With respect to the efficiency and cost of arbitration, the simple reality is that it is incorrect to say that there is no disclosure in international arbitration. As just one example, the IBA Rules on the Taking of Evidence in International Commercial Arbitration, which are being used with increasing frequency in international arbitration, specifically contemplate a certain amount of document disclosure. As for the reciprocity argument, the lack of reciprocity between the United States and other countries already exists in the litigation context, where arguments based on it have been rejected.

Also significant is the Report’s recommendation that federal district courts follow a number of “best practices,” which, if applied, would address many of the arguments against using Section 1782 in aid of international arbitration. These recommended practices are important because district courts are given broad discretion in treating applications under Section 1782. It is well established that a district court is not required to grant a Section 1782 application simply because it has the authority to do so and that “the permissive language of § 1782 vests district courts with discretion to grant, limit or deny discovery.”[14]

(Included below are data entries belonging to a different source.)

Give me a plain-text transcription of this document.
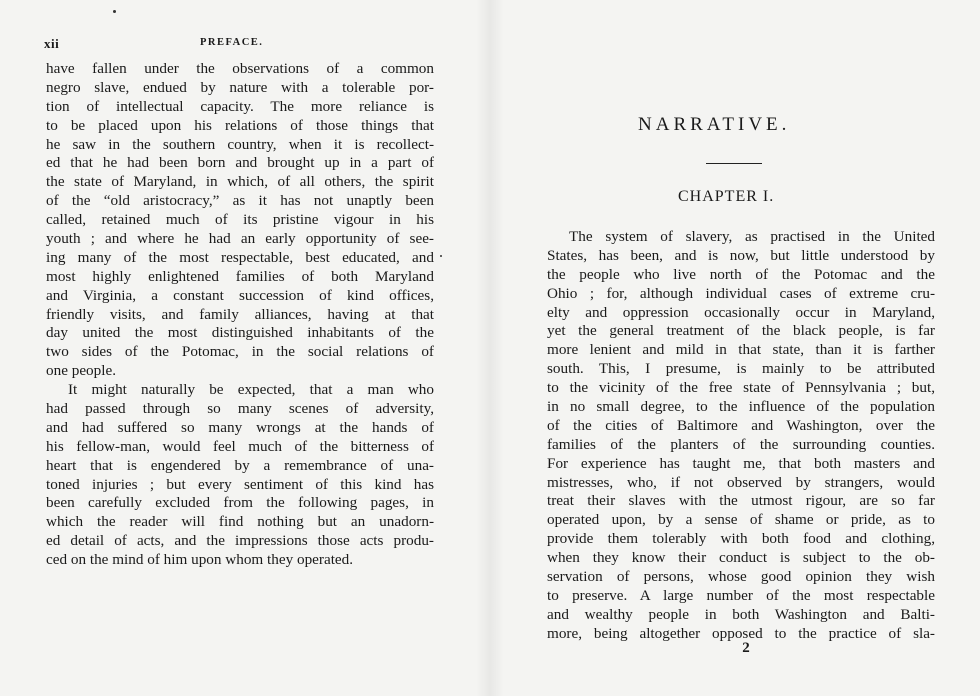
xii	PREFACE.
have fallen under the observations of a common
negro slave, endued by nature with a tolerable por-
tion of intellectual capacity. The more reliance is
to be placed upon his relations of those things that
he saw in the southern country, when it is recollect-
ed that he had been born and brought up in a part of
the state of Maryland, in which, of all others, the spirit
of the “old aristocracy,” as it has not unaptly been
called, retained much of its pristine vigour in his
youth ; and where he had an early opportunity of see-
ing many of the most respectable, best educated, and
most highly enlightened families of both Maryland
and Virginia, a constant succession of kind offices,
friendly visits, and family alliances, having at that
day united the most distinguished inhabitants of the
two sides of the Potomac, in the social relations of
one people.
It might naturally be expected, that a man who
had passed through so many scenes of adversity,
and had suffered so many wrongs at the hands of
his fellow-man, would feel much of the bitterness of
heart that is engendered by a remembrance of una-
toned injuries ; but every sentiment of this kind has
been carefully excluded from the following pages, in
which the reader will find nothing but an unadorn-
ed detail of acts, and the impressions those acts produ-
ced on the mind of him upon whom they operated.
NARRATIVE.
CHAPTER I.
The system of slavery, as practised in the United
States, has been, and is now, but little understood by
the people who live north of the Potomac and the
Ohio ; for, although individual cases of extreme cru-
elty and oppression occasionally occur in Maryland,
yet the general treatment of the black people, is far
more lenient and mild in that state, than it is farther
south. This, I presume, is mainly to be attributed
to the vicinity of the free state of Pennsylvania ; but,
in no small degree, to the influence of the population
of the cities of Baltimore and Washington, over the
families of the planters of the surrounding counties.
For experience has taught me, that both masters and
mistresses, who, if not observed by strangers, would
treat their slaves with the utmost rigour, are so far
operated upon, by a sense of shame or pride, as to
provide them tolerably with both food and clothing,
when they know their conduct is subject to the ob-
servation of persons, whose good opinion they wish
to preserve. A large number of the most respectable
and wealthy people in both Washington and Balti-
more, being altogether opposed to the practice of sla-
2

The most important best practice recommended in the Report is that Section 1782 discovery should be granted only if the request is made by the arbitrators, or with the consent of the arbitrators. If this practice is followed, it would nullify the criticism concerning the asymmetry between Section 1782 and Section 7 as to who, the arbitrators or the parties, may issue subpoenas. The exercise by courts of their discretion in this way would also address the concern that allowing discovery under Section 1782 would be contrary to the efficient conduct of the arbitration. It would be unnecessarily paternalistic for a court to deny a discovery request under Section 1782 on the ground that it has a better understanding than the arbitrators making or authorizing the discovery request as to what would best serve the interests of the arbitrating parties.

Another important recommended practice concerns the issue of whether Section 1782 should apply to an arbitration that, for example, is seated in New York and is “international” or “foreign” in the sense that it involves foreign parties or a project or contract performed abroad. There is jurisprudence that has already developed in the context of the New York Convention’s treatment of foreign and “non-domestic” awards rendered in the United States that suggests that the award in such a situation could be considered “foreign” and thus subject to the New York Convention.[15] Should this body of decisional law be used as a framework for applying Section 1782? The view of a majority of the Committee was that this jurisprudence under the New York Convention should not be extended to Section 1782 and that discovery in aid of foreign arbitration should be available only if the seat of the arbitration is outside the United States. This conclusion was informed in large part by a desire to have a bright-line rule and thus help avoid the potential for protracted litigation over the “international” or “foreign” character of the arbitration in question.

* * *

Since Intel, no circuit court has addressed the use of Section 1782 in aid of international arbitration. Most significantly, neither the Second nor the Fifth Circuit (nor district courts within either circuit) has been called upon to decide if its 1782 jurisprudence is still good law. Thus, the issue remains to be dealt with by the courts. In the meantime, the Committee that issued the Report suggests to the district courts that there are reasonable and sensible practices that they should consider applying in allowing Section 1782 to be used in connection with international arbitral proceedings.